Given scarberiankhatru's membership in SOS, do you need an answer?
I have nothing to do with SOS, twerp. It's not the plan I'd build.
Your forgetting that David Miller campaigned on exapnding surface LRT in 2006; and explicity discussed LRT instead of subway on Sheppard East during the election. Isn't a mayoral election exactly the place to debate it?
The Waterfront West LRT was discussed long before Transit City, and the Don Mills EA started in ... what ... 2002? 2003? Eglinton isn't exactly a new concept. The election was in fall 2006; after being re-elected on this issue, he moved in early 2007 to start the process. Would you have preferred he would have simply have studied it for five years, and built nothing?
You're.
Studied
what for five years? What a stupid statement. No, I'd rather they study "it" for 10 years and then build nothing.
Why would nothing have been built? Even if we ended up with only half the funding that was announced, that could build an entirely different set of projects. Jane sure could have used more analysis than drawing a line on a map through priority neighbourhoods, and resources could have expended elsewhere, including places where LRT makes sense without multi-billion dollar tunnels. Why Sheppard and not one continuous line across Finch? Why Morningside and not Wilson? Because politicians chose them. Even if a plan to "give LRT a chance" simply
had to get built, there were easier and more suitable places for LRT lines that would have helped just as many people and done as much for the city. We didn't get this debate then and we're not getting it now. A plan that made sense from the start might not be getting ripped to shreds today by budget fiascos and electoral politics.

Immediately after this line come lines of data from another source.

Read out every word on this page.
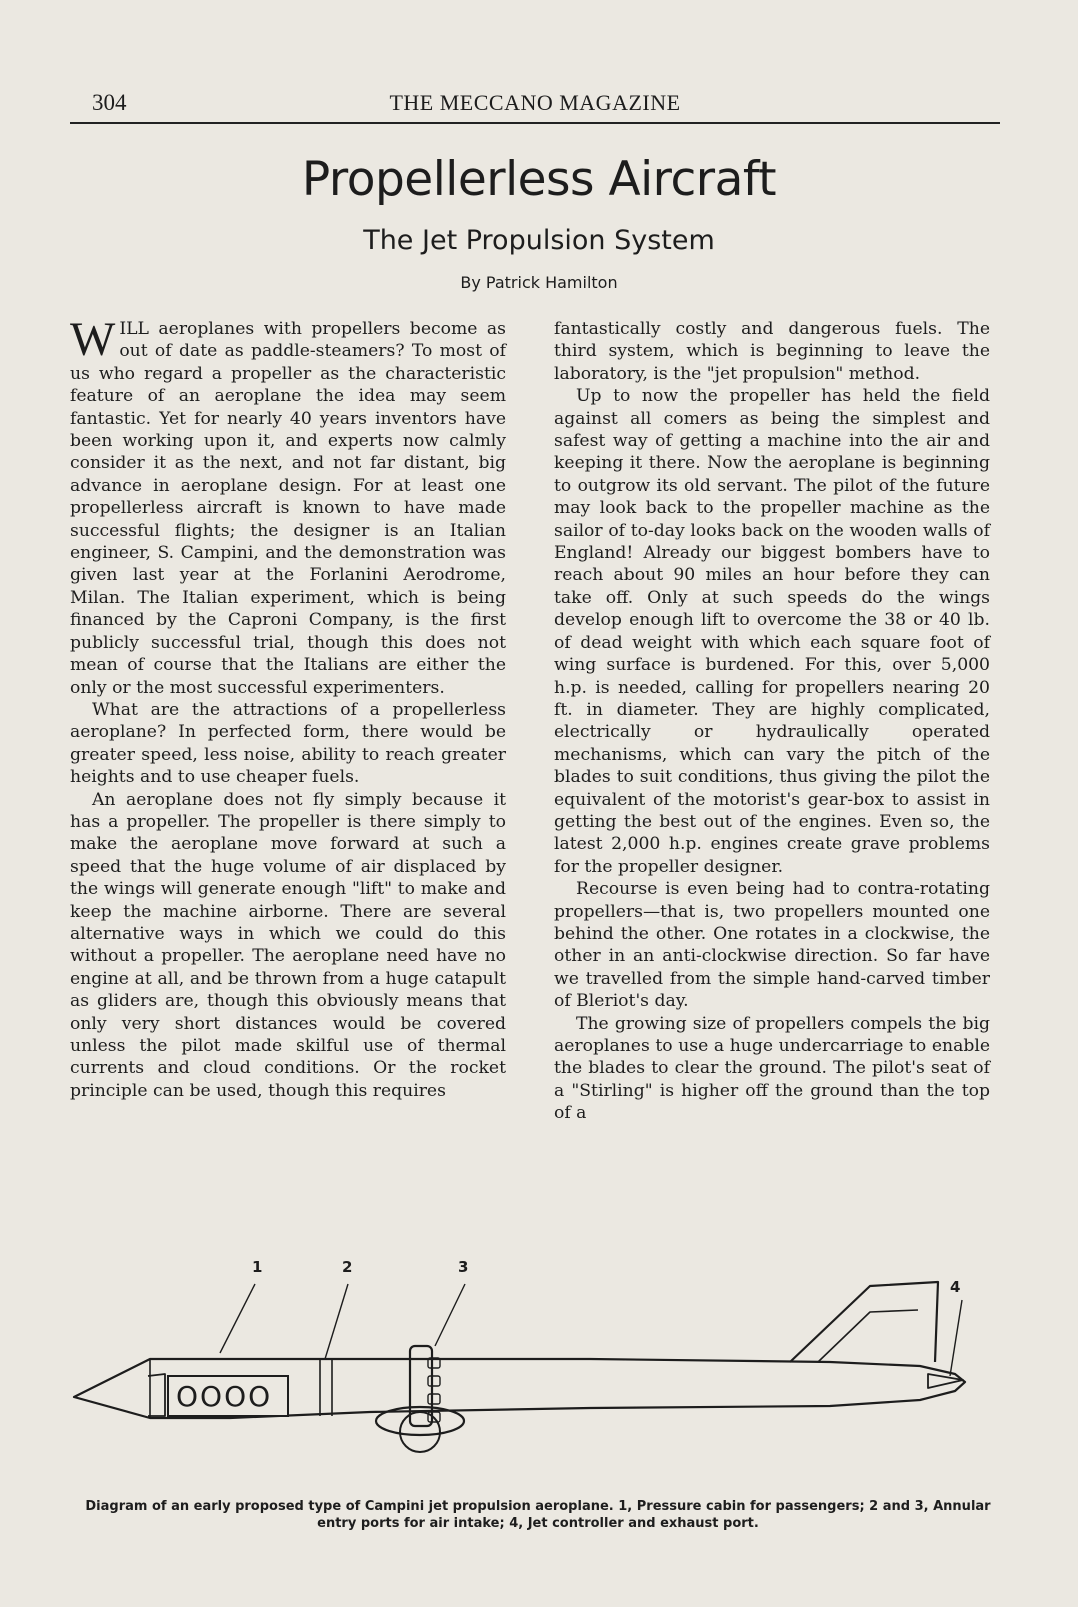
304	THE MECCANO MAGAZINE
Propellerless Aircraft
The Jet Propulsion System
By Patrick Hamilton

WILL aeroplanes with propellers become as out of date as paddle-steamers? To most of us who regard a propeller as the characteristic feature of an aeroplane the idea may seem fantastic. Yet for nearly 40 years inventors have been working upon it, and experts now calmly consider it as the next, and not far distant, big advance in aeroplane design. For at least one propellerless aircraft is known to have made successful flights; the designer is an Italian engineer, S. Campini, and the demonstration was given last year at the Forlanini Aerodrome, Milan. The Italian experiment, which is being financed by the Caproni Company, is the first publicly successful trial, though this does not mean of course that the Italians are either the only or the most successful experimenters.

What are the attractions of a propellerless aeroplane? In perfected form, there would be greater speed, less noise, ability to reach greater heights and to use cheaper fuels.

An aeroplane does not fly simply because it has a propeller. The propeller is there simply to make the aeroplane move forward at such a speed that the huge volume of air displaced by the wings will generate enough "lift" to make and keep the machine airborne. There are several alternative ways in which we could do this without a propeller. The aeroplane need have no engine at all, and be thrown from a huge catapult as gliders are, though this obviously means that only very short distances would be covered unless the pilot made skilful use of thermal currents and cloud conditions. Or the rocket principle can be used, though this requires

fantastically costly and dangerous fuels. The third system, which is beginning to leave the laboratory, is the "jet propulsion" method.

Up to now the propeller has held the field against all comers as being the simplest and safest way of getting a machine into the air and keeping it there. Now the aeroplane is beginning to outgrow its old servant. The pilot of the future may look back to the propeller machine as the sailor of to-day looks back on the wooden walls of England! Already our biggest bombers have to reach about 90 miles an hour before they can take off. Only at such speeds do the wings develop enough lift to overcome the 38 or 40 lb. of dead weight with which each square foot of wing surface is burdened. For this, over 5,000 h.p. is needed, calling for propellers nearing 20 ft. in diameter. They are highly complicated, electrically or hydraulically operated mechanisms, which can vary the pitch of the blades to suit conditions, thus giving the pilot the equivalent of the motorist's gear-box to assist in getting the best out of the engines. Even so, the latest 2,000 h.p. engines create grave problems for the propeller designer.

Recourse is even being had to contra-rotating propellers—that is, two propellers mounted one behind the other. One rotates in a clockwise, the other in an anti-clockwise direction. So far have we travelled from the simple hand-carved timber of Bleriot's day.

The growing size of propellers compels the big aeroplanes to use a huge undercarriage to enable the blades to clear the ground. The pilot's seat of a "Stirling" is higher off the ground than the top of a

OOOO
1	2	3
4
Diagram of an early proposed type of Campini jet propulsion aeroplane. 1, Pressure cabin for passengers; 2 and 3, Annular entry ports for air intake; 4, Jet controller and exhaust port.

There's a difference between throwing out some ideas during an election and having a plan pop up without public input that even surprised some people that work for the city. There's maybe 10 people today who know what Miller said during the election without needing to search google for evidence (and a city-wide scheme that stated what was to be built, and where, and when, and for what reasons was not at stake then), but you'll surely respond with "well, people should have been paying attention to theoretical musings." If he had presented the Transit City plan a year earlier, maybe it would have been an actual election issue.
Even as late as 2007, The Don Mills EA was a study asking questions about what was needed on Don Mills, not a study to formulaically justify a decision already made.